A new study may call into question what Americans have been recently told about how many gay people exist and how many people are anti-gay — and the numbers may be larger than thought — merely because many Americans fear telling the truth regarding social desirability issues.

“We find substantial under-reporting of LGBT identity and behaviors as well as underreporting of anti-gay sentiment …even under anonymous and very private conditions,” a team of researchers from Ohio State and Boston Universities wrote in a working paper just published by the National Bureau of Economic Research, according to Rich Morin at the Pew Research Center.

The researchers developed a new testing method they call “Veiled Report,” which “makes it virtually impossible to connect individual respondents with their answers to sensitive questions,” Morin reports:

In the results using the experimental technique, self-reports of non-heterosexual identity amounted to 19% of those surveyed using the Veiled Report methods – 65% higher than the 11% in the control group. The share reporting same-sex sexual experiences also grew from 17% in the control group to 27% in the Veiled Report group, they reported.

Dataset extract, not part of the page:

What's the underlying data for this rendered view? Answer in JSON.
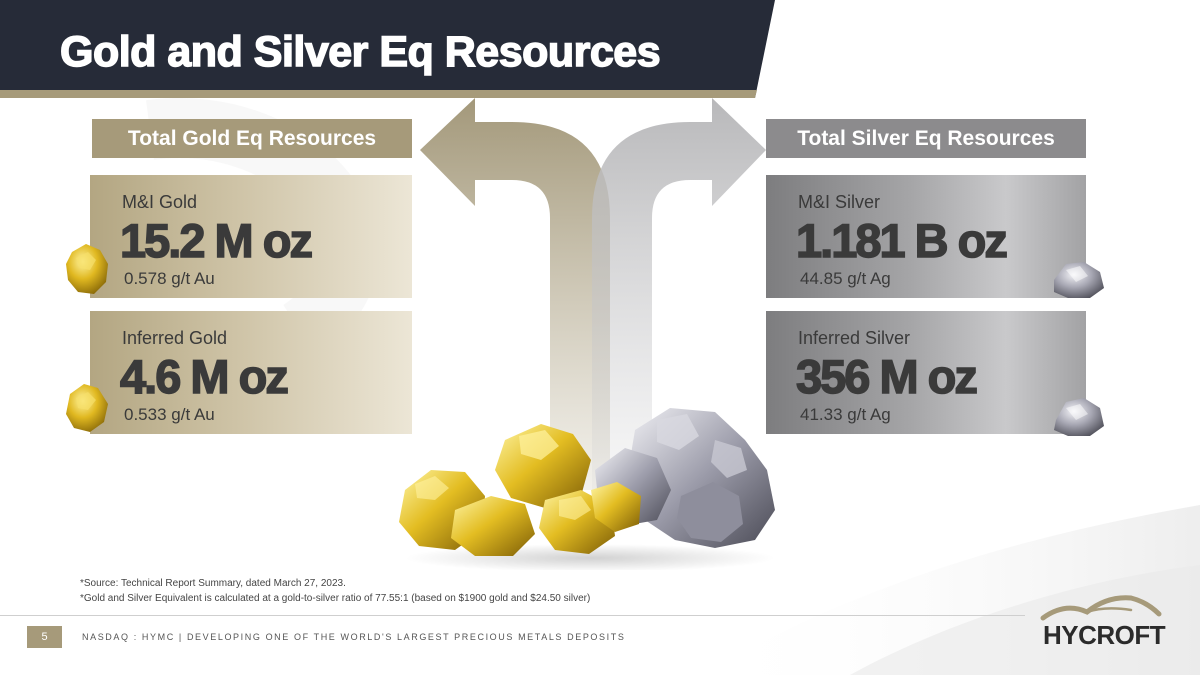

The experimental method also increased the rates of anti-gay sentiment. For example, the share who disapproved of having an openly gay manager at work increased from 16% in the control group to 27% in the Veiled Report group. The proportion who thought it should be legal to discriminate when hiring on the basis of sexual orientation also rose from 14% to 25%.

However, those in the Veiled Report treatment were less likely than those in the Direct Report treatment to say that a homosexual person “can change their sexual orientation if they choose to do so” (22% vs. 15%). As the authors suggest, “This indicates that participants saw it more socially desirable to report that sexual orientation is changeable, which goes in the opposite direction of a general ‘pro-LGBT’ norm.”

And while Pew repeatedly notes that the study cannot be used to determine how many how many people are gay or lesbian as it did not use a random sampling, it can be used to find that respondents will be more honest when they are certain their answers cannot be traced back to them.

One year ago a Gallup study found 3.4 percent of Americans publicly identified as LGBT. And a 2011 study by Gary Gates of the Williams Institute at UCLA found that while 11 percent of the population, more than 25 million Americans, acknowledge some same-gender sexual attraction, 3.5 percent of Americans publicly identify as gay, lesbian, or bisexual.